Potential Pitfalls in Data Analysis

• Misleading Conclusions: Avoid unclear statements and use proper statistical terminology.

• Reported vs. Measured Data: Measured data are generally more reliable than self-reported data.

• Loaded Questions: Survey questions should be worded neutrally to avoid bias.

• Nonresponse: Occurs when individuals do not respond; can lead to bias if response rates are low.

• Misleading Percentages: Percentages over 100% are often misused or misinterpreted.

Big Data and Data Science

• Big Data: Data sets so large and complex that traditional software tools cannot analyze them efficiently. Analysis may require parallel computing.

• Data Science: The application of statistics, computer science, and software engineering to analyze and interpret complex data sets.

Handling Missing Data

• Missing Completely at Random: The likelihood of a value being missing is independent of its value or any other values.

• Missing Not at Random: The missingness is related to the reason the value is missing.

• Correction Methods: Delete cases with missing values or impute (substitute) missing values.

Observational Studies vs.
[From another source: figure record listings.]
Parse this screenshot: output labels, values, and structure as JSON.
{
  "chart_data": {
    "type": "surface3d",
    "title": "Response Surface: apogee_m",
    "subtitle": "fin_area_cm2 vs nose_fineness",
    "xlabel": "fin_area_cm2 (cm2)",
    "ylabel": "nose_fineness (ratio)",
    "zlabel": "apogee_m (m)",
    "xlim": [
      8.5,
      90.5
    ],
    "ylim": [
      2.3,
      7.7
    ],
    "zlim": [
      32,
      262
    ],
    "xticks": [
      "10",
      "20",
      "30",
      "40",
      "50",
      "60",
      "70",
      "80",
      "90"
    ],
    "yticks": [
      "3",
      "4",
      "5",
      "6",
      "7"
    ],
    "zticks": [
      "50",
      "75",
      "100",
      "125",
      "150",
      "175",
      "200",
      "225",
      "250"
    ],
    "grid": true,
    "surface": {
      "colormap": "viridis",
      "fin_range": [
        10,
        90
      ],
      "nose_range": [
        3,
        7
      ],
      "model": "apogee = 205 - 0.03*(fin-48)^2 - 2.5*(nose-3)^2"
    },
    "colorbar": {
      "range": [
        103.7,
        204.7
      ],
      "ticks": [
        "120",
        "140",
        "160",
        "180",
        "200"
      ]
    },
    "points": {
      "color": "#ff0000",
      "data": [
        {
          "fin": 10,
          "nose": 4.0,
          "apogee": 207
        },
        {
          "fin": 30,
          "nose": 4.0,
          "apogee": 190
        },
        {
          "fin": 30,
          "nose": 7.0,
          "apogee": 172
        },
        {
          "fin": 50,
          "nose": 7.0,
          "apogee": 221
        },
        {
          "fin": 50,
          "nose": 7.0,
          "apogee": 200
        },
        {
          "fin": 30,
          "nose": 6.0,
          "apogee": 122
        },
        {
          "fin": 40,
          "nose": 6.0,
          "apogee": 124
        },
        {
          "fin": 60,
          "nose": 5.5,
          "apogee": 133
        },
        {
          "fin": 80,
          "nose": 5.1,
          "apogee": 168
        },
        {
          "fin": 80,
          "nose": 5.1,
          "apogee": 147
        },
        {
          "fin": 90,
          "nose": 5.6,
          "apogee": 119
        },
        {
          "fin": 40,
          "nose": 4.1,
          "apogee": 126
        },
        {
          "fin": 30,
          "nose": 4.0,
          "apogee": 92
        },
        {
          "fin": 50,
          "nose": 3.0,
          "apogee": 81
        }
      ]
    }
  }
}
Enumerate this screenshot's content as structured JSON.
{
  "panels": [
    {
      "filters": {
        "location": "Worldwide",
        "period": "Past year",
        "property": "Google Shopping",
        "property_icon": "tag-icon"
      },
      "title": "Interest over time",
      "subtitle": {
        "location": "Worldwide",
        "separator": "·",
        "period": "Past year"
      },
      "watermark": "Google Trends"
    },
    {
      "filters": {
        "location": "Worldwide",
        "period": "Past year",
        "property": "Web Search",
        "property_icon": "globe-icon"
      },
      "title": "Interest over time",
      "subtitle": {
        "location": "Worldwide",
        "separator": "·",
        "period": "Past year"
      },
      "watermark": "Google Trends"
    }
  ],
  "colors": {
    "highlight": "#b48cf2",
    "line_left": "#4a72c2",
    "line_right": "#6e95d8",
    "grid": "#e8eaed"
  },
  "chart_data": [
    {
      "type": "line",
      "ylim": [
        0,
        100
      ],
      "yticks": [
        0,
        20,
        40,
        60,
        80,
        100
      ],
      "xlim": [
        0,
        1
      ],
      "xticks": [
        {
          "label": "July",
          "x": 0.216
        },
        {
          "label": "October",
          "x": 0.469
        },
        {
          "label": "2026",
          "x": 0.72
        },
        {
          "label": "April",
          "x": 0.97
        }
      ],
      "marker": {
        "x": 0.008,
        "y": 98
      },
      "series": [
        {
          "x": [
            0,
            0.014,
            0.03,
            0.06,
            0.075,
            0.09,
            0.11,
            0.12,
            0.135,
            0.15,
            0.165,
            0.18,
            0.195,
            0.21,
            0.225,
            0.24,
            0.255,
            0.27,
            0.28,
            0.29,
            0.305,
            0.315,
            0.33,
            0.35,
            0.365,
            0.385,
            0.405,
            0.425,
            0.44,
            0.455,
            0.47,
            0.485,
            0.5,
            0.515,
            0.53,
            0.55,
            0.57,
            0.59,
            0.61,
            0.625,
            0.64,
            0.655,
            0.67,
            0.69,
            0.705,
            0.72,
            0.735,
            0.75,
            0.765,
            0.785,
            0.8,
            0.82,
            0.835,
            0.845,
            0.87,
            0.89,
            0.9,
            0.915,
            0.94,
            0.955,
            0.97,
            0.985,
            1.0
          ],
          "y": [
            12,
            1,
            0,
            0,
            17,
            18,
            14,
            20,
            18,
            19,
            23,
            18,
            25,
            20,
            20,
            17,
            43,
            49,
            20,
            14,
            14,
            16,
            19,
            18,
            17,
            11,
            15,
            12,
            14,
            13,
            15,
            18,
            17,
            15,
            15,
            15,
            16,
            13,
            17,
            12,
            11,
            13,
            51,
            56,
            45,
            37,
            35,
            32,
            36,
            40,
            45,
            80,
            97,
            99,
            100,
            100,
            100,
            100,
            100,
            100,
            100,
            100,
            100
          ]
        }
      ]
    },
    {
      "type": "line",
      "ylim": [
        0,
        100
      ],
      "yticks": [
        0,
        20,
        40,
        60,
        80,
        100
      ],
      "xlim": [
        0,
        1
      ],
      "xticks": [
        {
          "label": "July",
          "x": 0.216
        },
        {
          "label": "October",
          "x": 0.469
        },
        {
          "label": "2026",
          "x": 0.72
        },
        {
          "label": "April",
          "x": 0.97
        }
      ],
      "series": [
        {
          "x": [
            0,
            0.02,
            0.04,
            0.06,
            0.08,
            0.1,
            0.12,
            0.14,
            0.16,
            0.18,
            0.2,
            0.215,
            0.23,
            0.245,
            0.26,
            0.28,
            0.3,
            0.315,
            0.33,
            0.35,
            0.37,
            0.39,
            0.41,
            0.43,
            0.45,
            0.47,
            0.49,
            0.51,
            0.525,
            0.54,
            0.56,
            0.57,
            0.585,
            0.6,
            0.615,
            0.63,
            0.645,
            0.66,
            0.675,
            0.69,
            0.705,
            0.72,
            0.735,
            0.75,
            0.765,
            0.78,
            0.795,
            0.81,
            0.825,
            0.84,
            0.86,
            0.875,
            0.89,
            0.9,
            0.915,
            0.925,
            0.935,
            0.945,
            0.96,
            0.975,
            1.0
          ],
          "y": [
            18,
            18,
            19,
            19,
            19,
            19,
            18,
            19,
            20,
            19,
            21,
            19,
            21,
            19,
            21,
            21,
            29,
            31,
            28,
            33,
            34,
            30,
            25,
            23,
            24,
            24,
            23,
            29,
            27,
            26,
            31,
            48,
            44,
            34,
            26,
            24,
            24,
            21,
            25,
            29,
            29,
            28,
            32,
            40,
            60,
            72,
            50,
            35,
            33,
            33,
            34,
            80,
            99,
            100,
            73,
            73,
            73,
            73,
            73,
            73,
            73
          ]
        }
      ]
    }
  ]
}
Experiments

• Observational Study: Observe and measure characteristics without modifying the subjects.

• Experiment: Apply a treatment and observe its effects on subjects (experimental units).

• Example: Observing a correlation between ice cream sales and drownings is confounded by temperature; an experiment can clarify causation.

Types of Observational Studies

• Cross-sectional Study: Data collected at one point in time.

• Retrospective (Case-Control) Study: Data collected from past records.

• Prospective (Cohort) Study: Data collected in the future from groups sharing common factors.

Design of Experiments

• Replication: Repeating an experiment on multiple subjects to ensure reliability.

• Blinding: Subjects do not know whether they receive treatment or placebo, reducing bias.

• Double-Blind: Both subjects and experimenters do not know who receives treatment or placebo.

• Randomization: Assigning subjects to groups by chance to create comparable groups.

Experimental Designs

• Completely Randomized Design: Assign subjects to treatment groups by random selection.

• Randomized Block Design: Subjects are grouped into blocks with similar characteristics, then randomly assigned treatments within each block.

• Matched Pairs Design: Subjects are paired based on similarity, and each pair receives different treatments.

• Rigorously Controlled Design: Subjects are carefully assigned to groups to ensure similarity in important ways (difficult to implement fully).

Sampling Errors

• Sampling Error (Random Sampling Error): The difference between a sample result and the true population result due to chance fluctuations.

• Nonsampling Error: Errors due to human mistakes, such as data entry errors, biased questions, or inappropriate statistical methods.

• Nonrandom Sampling Error: Errors resulting from using nonrandom sampling methods, such as convenience or voluntary response samples.